В о з в р а щ е н и е
"Да где же Света?" Может, лучше на улицу выйти?.." - оглядывалась Люба. Но тут же суматошно вскинулась, заметив подругу.
- Света!
- Люба! - Светлана чмокнула её в щёку и отстранилась, разглядывая... - Ой, какая ты ... загорелая, что ли... Ну, как твои? Что Михаил делает?
- Трудится. Женя учиться начал после армии. Яша в одиннадцатом классе. Вот так... А я в магазине работаю. Прижилась уже там... "На эти модели огромные скидки! На вас платье прекрасно сидит!"
- На языке свободно говоришь? Как там... иврит?
- Да, на иврите. Говорю. За десять-то лет...
- А я пока немецкий выучила... Знаешь, как трудно было! Документация на фабрике... Но ничего, теперь со мной считаются. Даже в начальство выбилась. Вот насчёт дружбы, правда... Настороженно относятся. Слушай, я тебя забыла предупредить - я же имя поменяла. Светлана - слишком уж русское... Да и фамилию мамину взяла - Нидер. Нормальная немецкая фамилия. Отец-то у меня русский был.
- Как вас теперь называть, фрау Нидер? - засмеялась Люба.- Признавайся, давай...
- Да так, нечто нейтральное - Мария...
Машина рассекала мельтешащую снежную круговерть. Мимо окон проносились коричневато-серые кусты в мелкой наледи, однотипные неяркие коттеджи...
- Как Марта Фёдоровна? - спохватилась Люба.
- Мама? Да ничего, - Света вела машину уверенно и чуточку залихватски. В зеркале отражалось её лицо - чуть оплывшее, с маленькими серыми глазами и волевой складкой у бледных губ. - Читает, гуляет... Кстати, в субботу у неё день рождения. Родственники придут, приятельницы... Вот, заодно, ты мне и поможешь.
Машина остановилась у длинного двухэтажного дома из красного кирпича.
- Вон мои окна, - Света указала рукой на крайний подъезд. - Видишь, на втором этаже мама у окна стоит! Ждёт уже. Сергей даже в кои веки дома остался, не отправился к своим друзьям. Тебя хочет увидеть. Помнит, как мы в Москве друг к другу в гости ходили. Как играл он с твоим Женей.
Люба сидела на мягком кожаном диване, оглядывая нарядно-торжественную гостиную. Мебель, неяркий ковёр, тяжело спадающие строгие шторы, картина в старинной раме...

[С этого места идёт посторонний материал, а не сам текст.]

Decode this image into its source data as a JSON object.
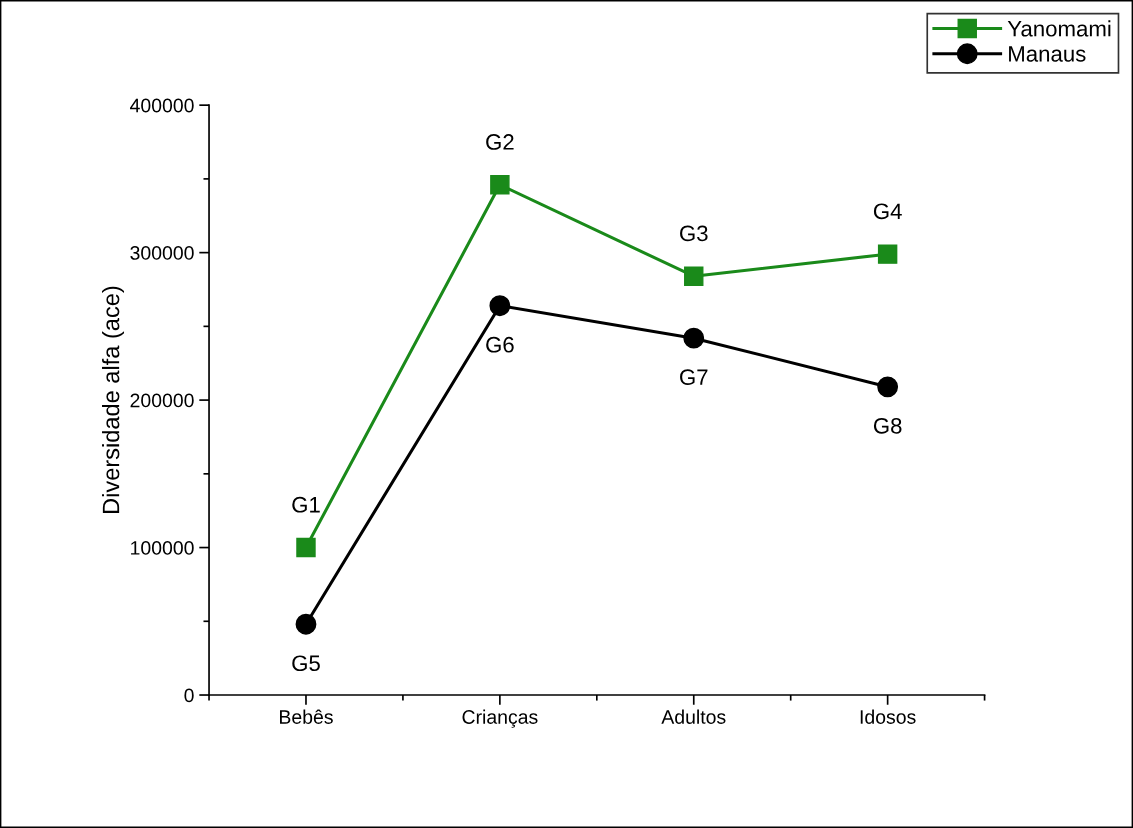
{
  "chart_data": {
    "type": "line",
    "ylabel": "Diversidade alfa (ace)",
    "categories": [
      "Bebês",
      "Crianças",
      "Adultos",
      "Idosos"
    ],
    "series": [
      {
        "name": "Yanomami",
        "color": "#1a8a1a",
        "marker": "square",
        "values": [
          100000,
          346000,
          284000,
          299000
        ]
      },
      {
        "name": "Manaus",
        "color": "#000000",
        "marker": "circle",
        "values": [
          48000,
          264000,
          242000,
          209000
        ]
      }
    ],
    "ylim": [
      0,
      400000
    ],
    "yticks": [
      0,
      100000,
      200000,
      300000,
      400000
    ],
    "grid": false,
    "legend": "top right",
    "line_style": "solid",
    "annotations": [
      {
        "text": "G1",
        "x": "Bebês",
        "y": 100000
      },
      {
        "text": "G2",
        "x": "Crianças",
        "y": 346000
      },
      {
        "text": "G3",
        "x": "Adultos",
        "y": 284000
      },
      {
        "text": "G4",
        "x": "Idosos",
        "y": 299000
      },
      {
        "text": "G5",
        "x": "Bebês",
        "y": 48000
      },
      {
        "text": "G6",
        "x": "Crianças",
        "y": 264000
      },
      {
        "text": "G7",
        "x": "Adultos",
        "y": 242000
      },
      {
        "text": "G8",
        "x": "Idosos",
        "y": 209000
      }
    ]
  }
}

- Обои, наверное, Света сама клеила? - Люба невольно погладила ладонью чуть выступающий рельеф пастельного узора на стене.
Марта Фёдоровна важно кивнула головой.
- Да, Све... Мария, то есть, она у нас молодец...
- А я помню, как Женя меня учил елки рисовать, - задумчиво сказал Сергей, странно твёрдо выговаривая русские слова.
Люба подумала, что Женя тоже говорит по-русски с акцентом, только с другим ("Мама, что есть покушать? Я уже заголодал...")
Светлана, сидевшая рядом с Любой, нехотя поднялась.
- Всё, бежать надо. Мама, ты Любушку покормишь...
В пятницу Светлана вернулась с работы рано и с полудня принялась готовиться к приёму гостей. Расторопно лепила ровненькие пельмени, чёткими шеренгами заполнявшие две огромные деревянные доски, перекручивала селёдку на форшмак, поджаривала овощи для паштета. Люба хлопотала вместе с ней.
Ровно в шесть часов за дверью послышались оживлённые голоса, и звонок мелодичной трелью сообщил о прибытии гостей.
.
Светлана познакомила её с вошедшими, как-то быстро и невнятно проговаривая - откуда Люба приехала.
За столом говорили по-русски. Негромко - о погоде, о паркете, который недавно поменяли хозяева, о цвете обоев в спальне... Люба разглядывала гостей - почему-то только женщин. Три чопорные пожилые дамы; женщина средних лет с молоденькой дочкой...
Сергей заметно томился и украдкой кидал взгляды на дверь. Скоро выбрался из-за стола и устроился перед телевизором, включив знакомую Любе программу MTV.
Обсуждаемые за столом темы мало интересовали Любу. Она с чувством занялась эклерами, наполненными печёночным паштетом с грибами - коронным Светиным блюдом.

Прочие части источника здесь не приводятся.